The government had initially said it would take the migrants to a navy base on Hainggyi Island, but have since reconsidered their destination, Commander Soe Min, an assistant to Myanmar's navy chief, told Reuters.

"The navy may take them somewhere further north, such as Sittwe in Rakhine State. We're not even sure yet," Soe Min said.

The discovery of the boat on Friday came as Myanmar told a 17-nation meeting in Thailand that it was not to blame for the  crisis that has seen more than 4,000 desperate Muslim Rohingya from Myanmar and Bangladeshi migrants take to the seas across Southeast Asia in the last month.

An additional 2,000 people are believed still adrift after being abandoned by traffickers following a crackdown in Thailand.

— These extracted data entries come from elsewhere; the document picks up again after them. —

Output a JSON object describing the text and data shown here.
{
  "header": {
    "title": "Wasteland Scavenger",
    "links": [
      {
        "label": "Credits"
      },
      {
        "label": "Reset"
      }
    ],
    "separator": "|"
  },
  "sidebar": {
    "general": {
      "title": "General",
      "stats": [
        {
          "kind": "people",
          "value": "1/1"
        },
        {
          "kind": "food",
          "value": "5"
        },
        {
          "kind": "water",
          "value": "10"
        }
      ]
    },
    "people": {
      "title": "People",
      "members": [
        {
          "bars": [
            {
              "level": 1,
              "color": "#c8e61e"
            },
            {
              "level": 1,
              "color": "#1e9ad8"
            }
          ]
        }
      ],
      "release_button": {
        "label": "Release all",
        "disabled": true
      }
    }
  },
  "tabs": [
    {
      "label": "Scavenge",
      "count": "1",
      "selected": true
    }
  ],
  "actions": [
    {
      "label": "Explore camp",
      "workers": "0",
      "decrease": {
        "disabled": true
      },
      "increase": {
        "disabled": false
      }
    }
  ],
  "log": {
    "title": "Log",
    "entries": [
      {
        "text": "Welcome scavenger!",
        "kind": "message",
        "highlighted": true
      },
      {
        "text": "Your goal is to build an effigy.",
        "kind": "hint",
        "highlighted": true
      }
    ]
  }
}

The boat was found in the Andaman Sea on Friday with 608 women, 74 women and 45 children on board, according to Myanmar's Ministry of Information.

Those on board told officials they had been at sea in three boats since March, during which at least 50 migrants died, the ministry said on its website. The passengers were later abandoned in one boat by traffickers, it said.

Myanmar has come under heavy criticism for discrimination against the Rohingya. Most of the 1.1 million Rohingya in Myanmar are stateless and live in apartheid-like conditions. Almost 140,000 were displaced in deadly clashes with Buddhists in Rakhine State in 2012.